While Prospect still has concerns over some of the details, we would like to offer a huge thank you to everyone who has supported our campaign to maintain the IWM as an international centre for study, research and education.
More than 20,000 people have signed our petition; the issue has been covered in the press, on TV and in Parliament and unprecedented support has been given by @SaveIWMLibrary on Twitter. Our members wish to give their sincere thanks to everyone who has supported the campaign or helped us.
When we launched the petition we also asked the public to consider making a donation to IWM. Again, a big thank you to everyone who did this. We understand that this raised more than £900 and that IWM will add this money to the library acquisitions budget.

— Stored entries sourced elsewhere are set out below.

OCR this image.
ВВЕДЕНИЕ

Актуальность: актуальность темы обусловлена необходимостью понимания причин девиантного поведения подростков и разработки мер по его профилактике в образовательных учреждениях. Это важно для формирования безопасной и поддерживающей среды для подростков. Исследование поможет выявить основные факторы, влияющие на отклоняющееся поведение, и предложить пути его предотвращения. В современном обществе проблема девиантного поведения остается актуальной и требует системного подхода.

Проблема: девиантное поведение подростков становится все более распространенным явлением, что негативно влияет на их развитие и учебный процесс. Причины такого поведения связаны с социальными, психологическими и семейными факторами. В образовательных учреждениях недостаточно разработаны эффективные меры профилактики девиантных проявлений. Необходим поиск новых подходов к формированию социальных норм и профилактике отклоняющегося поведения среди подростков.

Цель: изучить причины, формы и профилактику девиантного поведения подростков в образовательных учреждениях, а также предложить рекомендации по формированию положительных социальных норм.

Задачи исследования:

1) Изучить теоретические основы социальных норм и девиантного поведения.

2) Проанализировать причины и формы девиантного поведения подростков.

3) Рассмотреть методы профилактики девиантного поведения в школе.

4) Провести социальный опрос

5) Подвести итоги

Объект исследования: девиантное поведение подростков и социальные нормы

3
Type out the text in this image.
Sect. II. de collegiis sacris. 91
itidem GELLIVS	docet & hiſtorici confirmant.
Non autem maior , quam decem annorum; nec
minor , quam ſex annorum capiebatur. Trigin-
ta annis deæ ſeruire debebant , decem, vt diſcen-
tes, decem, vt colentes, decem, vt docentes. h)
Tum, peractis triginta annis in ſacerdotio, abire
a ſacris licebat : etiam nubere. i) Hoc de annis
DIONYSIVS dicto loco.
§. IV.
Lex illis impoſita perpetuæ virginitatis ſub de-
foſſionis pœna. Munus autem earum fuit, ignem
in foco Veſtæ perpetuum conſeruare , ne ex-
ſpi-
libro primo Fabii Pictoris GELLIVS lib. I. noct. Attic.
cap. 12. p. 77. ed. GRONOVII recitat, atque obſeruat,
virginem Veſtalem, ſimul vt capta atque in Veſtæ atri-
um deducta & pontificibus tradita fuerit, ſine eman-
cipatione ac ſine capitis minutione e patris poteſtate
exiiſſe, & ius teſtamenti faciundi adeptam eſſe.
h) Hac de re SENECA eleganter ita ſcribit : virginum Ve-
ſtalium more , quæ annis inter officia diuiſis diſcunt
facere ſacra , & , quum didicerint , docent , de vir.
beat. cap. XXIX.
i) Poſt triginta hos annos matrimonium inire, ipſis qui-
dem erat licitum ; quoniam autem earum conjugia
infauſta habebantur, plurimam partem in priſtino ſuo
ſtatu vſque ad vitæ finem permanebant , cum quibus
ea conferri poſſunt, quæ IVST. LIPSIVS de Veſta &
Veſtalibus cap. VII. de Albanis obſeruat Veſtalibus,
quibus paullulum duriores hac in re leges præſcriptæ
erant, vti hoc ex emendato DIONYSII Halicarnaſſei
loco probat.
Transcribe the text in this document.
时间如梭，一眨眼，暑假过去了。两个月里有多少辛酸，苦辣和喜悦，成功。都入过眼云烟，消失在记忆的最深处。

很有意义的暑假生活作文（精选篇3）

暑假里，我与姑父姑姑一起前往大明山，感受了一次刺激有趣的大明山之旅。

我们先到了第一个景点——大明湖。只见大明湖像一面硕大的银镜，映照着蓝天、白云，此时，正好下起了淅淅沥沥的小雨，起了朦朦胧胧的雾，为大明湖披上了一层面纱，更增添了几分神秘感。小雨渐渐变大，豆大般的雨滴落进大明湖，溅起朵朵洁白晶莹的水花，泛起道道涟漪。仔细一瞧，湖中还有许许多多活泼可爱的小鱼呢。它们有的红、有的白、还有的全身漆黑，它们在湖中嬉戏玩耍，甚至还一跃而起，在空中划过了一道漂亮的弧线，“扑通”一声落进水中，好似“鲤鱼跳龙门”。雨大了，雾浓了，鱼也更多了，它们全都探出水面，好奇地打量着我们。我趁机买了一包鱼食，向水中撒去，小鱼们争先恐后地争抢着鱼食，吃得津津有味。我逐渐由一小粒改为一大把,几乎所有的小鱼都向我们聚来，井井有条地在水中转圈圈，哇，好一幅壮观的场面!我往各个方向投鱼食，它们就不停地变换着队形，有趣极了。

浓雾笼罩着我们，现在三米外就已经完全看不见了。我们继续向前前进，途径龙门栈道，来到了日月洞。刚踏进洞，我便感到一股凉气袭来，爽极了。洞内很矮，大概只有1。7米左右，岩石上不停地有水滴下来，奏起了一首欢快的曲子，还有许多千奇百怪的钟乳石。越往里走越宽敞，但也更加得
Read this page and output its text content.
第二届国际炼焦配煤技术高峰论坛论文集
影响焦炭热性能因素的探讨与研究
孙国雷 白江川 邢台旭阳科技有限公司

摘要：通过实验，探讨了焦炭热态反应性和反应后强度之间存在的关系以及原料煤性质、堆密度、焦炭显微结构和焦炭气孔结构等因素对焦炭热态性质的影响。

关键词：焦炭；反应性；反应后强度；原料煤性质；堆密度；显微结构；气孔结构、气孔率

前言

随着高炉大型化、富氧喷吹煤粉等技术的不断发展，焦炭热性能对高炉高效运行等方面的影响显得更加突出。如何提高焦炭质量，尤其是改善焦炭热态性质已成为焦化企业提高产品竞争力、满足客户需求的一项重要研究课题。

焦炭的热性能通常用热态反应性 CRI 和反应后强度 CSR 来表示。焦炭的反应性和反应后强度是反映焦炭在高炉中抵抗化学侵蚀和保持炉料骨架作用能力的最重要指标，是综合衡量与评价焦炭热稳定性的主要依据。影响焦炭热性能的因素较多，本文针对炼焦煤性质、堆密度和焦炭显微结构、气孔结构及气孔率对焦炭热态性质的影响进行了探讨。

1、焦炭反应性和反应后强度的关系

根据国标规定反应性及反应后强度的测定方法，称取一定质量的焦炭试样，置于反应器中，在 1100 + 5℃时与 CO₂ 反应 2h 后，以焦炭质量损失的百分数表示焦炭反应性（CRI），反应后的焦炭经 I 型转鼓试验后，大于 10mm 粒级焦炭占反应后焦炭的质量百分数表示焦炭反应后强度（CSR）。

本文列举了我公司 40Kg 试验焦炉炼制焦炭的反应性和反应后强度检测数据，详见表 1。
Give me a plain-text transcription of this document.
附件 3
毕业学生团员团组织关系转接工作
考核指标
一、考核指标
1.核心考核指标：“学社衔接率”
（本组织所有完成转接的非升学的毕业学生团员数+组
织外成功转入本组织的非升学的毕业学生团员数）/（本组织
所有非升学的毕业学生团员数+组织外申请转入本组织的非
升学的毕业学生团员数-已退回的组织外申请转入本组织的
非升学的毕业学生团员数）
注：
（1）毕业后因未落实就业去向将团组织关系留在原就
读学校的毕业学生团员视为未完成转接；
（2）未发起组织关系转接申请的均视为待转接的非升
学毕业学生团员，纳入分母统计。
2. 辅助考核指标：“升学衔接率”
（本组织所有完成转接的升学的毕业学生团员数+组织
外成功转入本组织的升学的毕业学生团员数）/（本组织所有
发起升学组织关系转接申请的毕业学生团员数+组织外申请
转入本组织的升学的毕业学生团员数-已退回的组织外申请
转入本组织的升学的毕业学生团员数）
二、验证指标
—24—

We continue to press IWM to do everything possible to encourage donations from the public in order to ease the difficulties created by government funding cuts.
On-going financial pressures mean that plans are now being developed to reduce the opening hours of the Research Room in London; introduce charges for its use and review the enquiry services that will be available to the public in the future.
There will also be redundancies among staff who, collectively, have more than 220 years of experience of helping visitors and working with the library collection. Clearly, we have concerns over these developments.
Like many people, Prospect is fundamentally opposed to charging for access to museum collections that are held on behalf of the nation. We are concerned that reduced opening hours for the Research Room will present problems for visitors and provide only minimal savings in staff time. We also wish to ensure that the library collection continues to grow.
Unfortunately, we understand that the additional funding of £8m over the next four years promised by George Osborne in early December 2014 (see the “Education battle won …” update below) has not yet been formally confirmed.
We believe that part of this additional funding should be used to ensure that the library and Explore History are protected and maintained. Therefore, until such formal confirmation is received, we will keep our petition open – IWM as we know it cannot survive further cuts in the funding it receives from government.
Again, a big thank you to everyone who has supported our campaign.
We will leave the final word with Sir Martin Conway, the first Director-General of the IWM who said this in Parliament in the early 1920s:
“You can make the Museum what you please. You can make it a mere storehouse of souvenirs and trophies and guns, but those are the matters of smallest importance in the Museum.
“It is in the records, the maps actually used by the Generals in the field, the enormous collection of photographs, all the air photographs that were taken, the record of all the work of women throughout the length and breadth of the country during the war in manufacture and substitution, the library, the map room – it is in all those smaller and less striking objects that the main value and importance of the Museum to the historian will consist.”